La volonté du musée d’histoire de Paris d’être plus proche de la compréhension de ses visiteurs, qui n’ont souvent aucune notion des chiffres romains, et donc d’y renoncer, a indigné de nombreux intellectuels italiens. Or, c’est le musée du Louvre qui a été le premier à adopter une telle politique.
La décision du Musée Carnavalet de remplacer les chiffres romains de ses panneaux explicatifs par des chiffres arabes pour ne pas créer un «obstacle à la compréhension» a été condamnée par plusieurs intellectuels italiens.
«Louis 14». C’est ainsi qu’a intitulé son article publié en une du Corriere della Sera l’écrivain Massimo Gramellini, vice-directeur de ce quotidien, le plus diffusé du pays.
«Cette histoire des chiffres romains est une synthèse parfaite de la catastrophe culturelle en cours: d’abord les choses ne sont pas enseignées, puis elles sont éliminées pour ne pas mettre mal à l’aise ceux qui ne les connaissent pas», déplore l’auteur. Or, ces obstacles «servent à apprendre à sauter», rappelle-t-il.
Des propositions absurdes:
Pour sa part, le philologue classique et historien de renom Luciano Canfora, également dans les pages du Corriere della Sera, qualifie de «stupidité» la décision d’abroger les chiffres romains, ce qui est, selon lui, la manifestation «d’un fléau plus général du « politiquement correct »». Ironisant, il propose de supprimer également les lettres minuscules et majuscules.

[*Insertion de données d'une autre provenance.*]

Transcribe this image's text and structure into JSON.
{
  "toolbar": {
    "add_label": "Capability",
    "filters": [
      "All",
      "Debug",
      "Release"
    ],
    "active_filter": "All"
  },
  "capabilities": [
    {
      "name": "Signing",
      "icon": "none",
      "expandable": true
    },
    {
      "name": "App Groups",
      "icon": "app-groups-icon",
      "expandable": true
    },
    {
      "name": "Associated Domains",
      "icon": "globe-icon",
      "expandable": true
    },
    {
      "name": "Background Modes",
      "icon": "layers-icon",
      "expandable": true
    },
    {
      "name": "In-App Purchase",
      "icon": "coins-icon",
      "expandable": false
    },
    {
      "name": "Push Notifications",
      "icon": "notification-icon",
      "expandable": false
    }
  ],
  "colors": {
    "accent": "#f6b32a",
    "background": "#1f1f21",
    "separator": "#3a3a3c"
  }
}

«En perspective, il faudrait aussi arriver à l’abrogation des chiffres arabes, si métaphysiques, dont l’interprétation ne peut qu’être ambiguë. Pour un 14, la lecture la plus évidente est en fait « un quatre ». Et tout le monde voit que « Luigi un quatre » crée un problème», plaisante le scientifique. Il serait souhaitable, poursuit-il, d’avoir «une loi imposant l’analphabétisme obligatoire et le retour à la communication exclusivement orale».
Le professeur d’histoire romaine Giusto Traina a également émis des critiques à propos de la disparition des chiffres romains à Paris. Cette «malheureuse initiative a suscité des réactions féroces et vibrantes de la part des amateurs italiens de l’époque classique», a-t-il noté sur son compte Facebook, avant de rappeler une histoire similaire qui a pourtant eu lieu… à Rome. Le maire de la capitale Ignazio Marino avait voulu abolir les chiffres romains dans les documents et dans les rues de Rome, suscitant l’indignation des plus grands experts en langues et des savants les plus réputés de l’histoire ancienne. «Au bout d’une brève recherche en ligne, je vois que Via Gregorio VII est toujours là», rassure Giusto Traina dans son post.
L’exemple du Louvre:
En adoptant cette décision controversée, le musée d’histoire de Paris (Carnavalet) a en fait suivi les pas du Louvre, qui avait renoncé il y a quelques années aux chiffres romains pour désigner les siècles, pour s’adapter à la (mauvaise) compréhension des visiteurs, souvent étrangers. Le Louvre avait cependant conservé l’ancienne numérotation des rois. Le Musée Carnavalet, quant à lui, a supprimé tous les chiffres romains dans la plupart de ses espaces.